A surpresa de encontrar jovens escolarizados no Parque Farroupilha em uma tarde no meio da semana foi tão grande quanto encontrar uma massa de jovens no final de semana. Aos finais de semana, o parque muda suas feições, pois, aos sábados de manhã, ocorre a “Feira Orgânica da Redenção” e, aos domingos,

acontece o “Brique da Redenção”, dois espaços que já fazem parte da rotina de muitos porto-alegrenses, haja vista as condições democráticas de acesso, pois apenas basta “circular pelo parque”. Para além dos movimentos habituais do final de semana, é na parte da tarde (tanto do sábado quanto do domingo) que as juventudes se fazem mais presentes – ou mais notáveis – no parque:

Posso notar uma importante diferença da deambulação sociológica que realizei durante a semana: em que pese naquele momento houvesse um trânsito maior das pessoas, neste momento noto os jovens sentados em bancos, na grama, em pequenos ou médios grupos e conversando, cantando, tocando instrumentos, tomando chimarrão, tirando fotos, fumando, bebendo, enfim... deixando “tudo passar sem que nada assim o pareça” (VHNO).
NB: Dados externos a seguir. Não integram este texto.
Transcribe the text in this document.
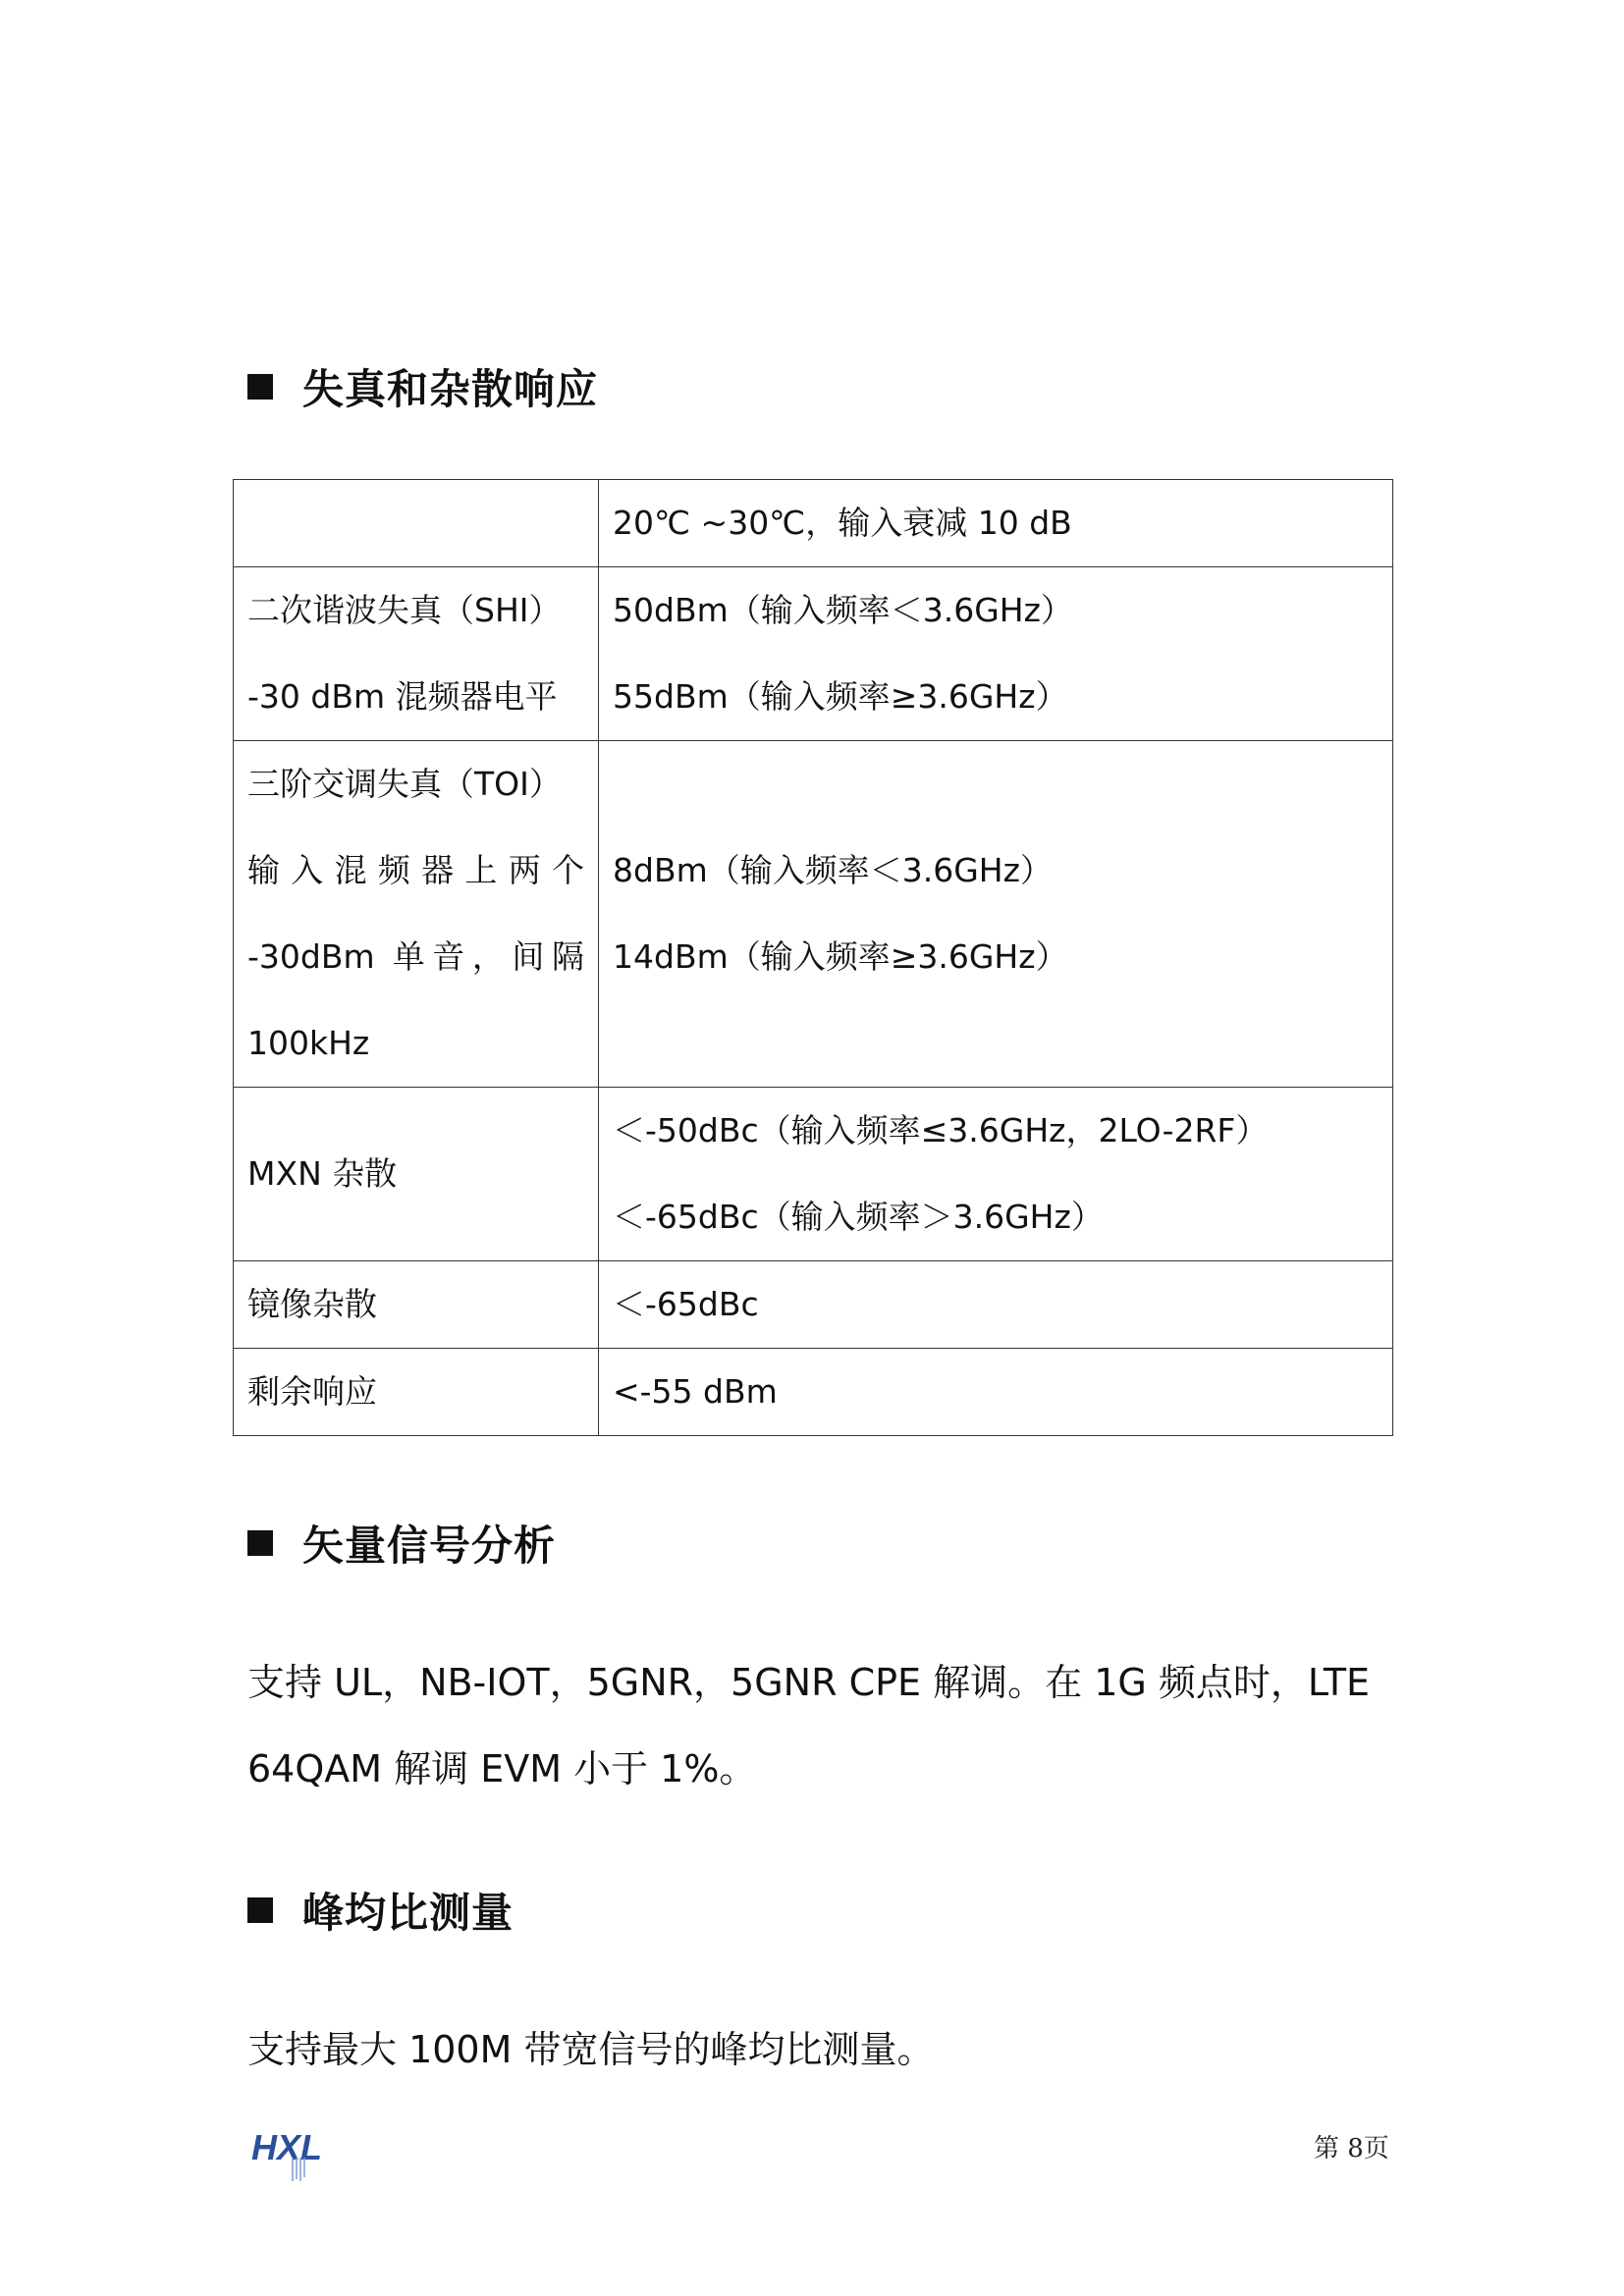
失真和杂散响应

	20℃ ~30℃，输入衰减 10 dB

二次谐波失真（SHI）
-30 dBm 混频器电平	50dBm（输入频率＜3.6GHz）
55dBm（输入频率≥3.6GHz）

三阶交调失真（TOI）
输入混频器上两个
-30dBm 单音，间隔
100kHz	8dBm（输入频率＜3.6GHz）
14dBm（输入频率≥3.6GHz）

MXN 杂散	＜-50dBc（输入频率≤3.6GHz，2LO-2RF）
＜-65dBc（输入频率＞3.6GHz）

镜像杂散	＜-65dBc

剩余响应	<-55 dBm
矢量信号分析
支持 UL，NB-IOT，5GNR，5GNR CPE 解调。在 1G 频点时，LTE
64QAM 解调 EVM 小于 1%。
峰均比测量
支持最大 100M 带宽信号的峰均比测量。
HXL	第 8页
É a atuação dos jovens que faz com que suas presenças sejam notadas. Tal atuação não é, necessariamente, a realização de uma performance ou algum evento escandaloso. A atuação juvenil a que me refiro aqui é, justamente, o fato de ser, de existir. As juventudes que pude observar no parque, através de sua existência, de seus corpos, de seus afetos e suas relações é a juventude que faz do mundo um lugar mais leve e mais agradável de se viver.

Os jovens que territorializam um lugar que já é seu, o Parque Farroupilha, unem, por suas práticas sociais, os dois conceitos máximos dessa investigação: território e lugar. O parque é, como já apontado, um espaço de pertença desses jovens, sejam da escola “A” ou da escola “B”, o qual elencamos como “espaço de convergência”. Além dessa identidade que caracteriza o lugar, a presença dos jovens em grupos, nos mais diversos espaços do parque, territorializa o lugar, na medida em que gera novas relações de poder sobre o espaço: “A cidade é minha, portanto, tenho o direito de utilizá-la”, afirmou-nos uma jovem no grupo focal da escola “A”.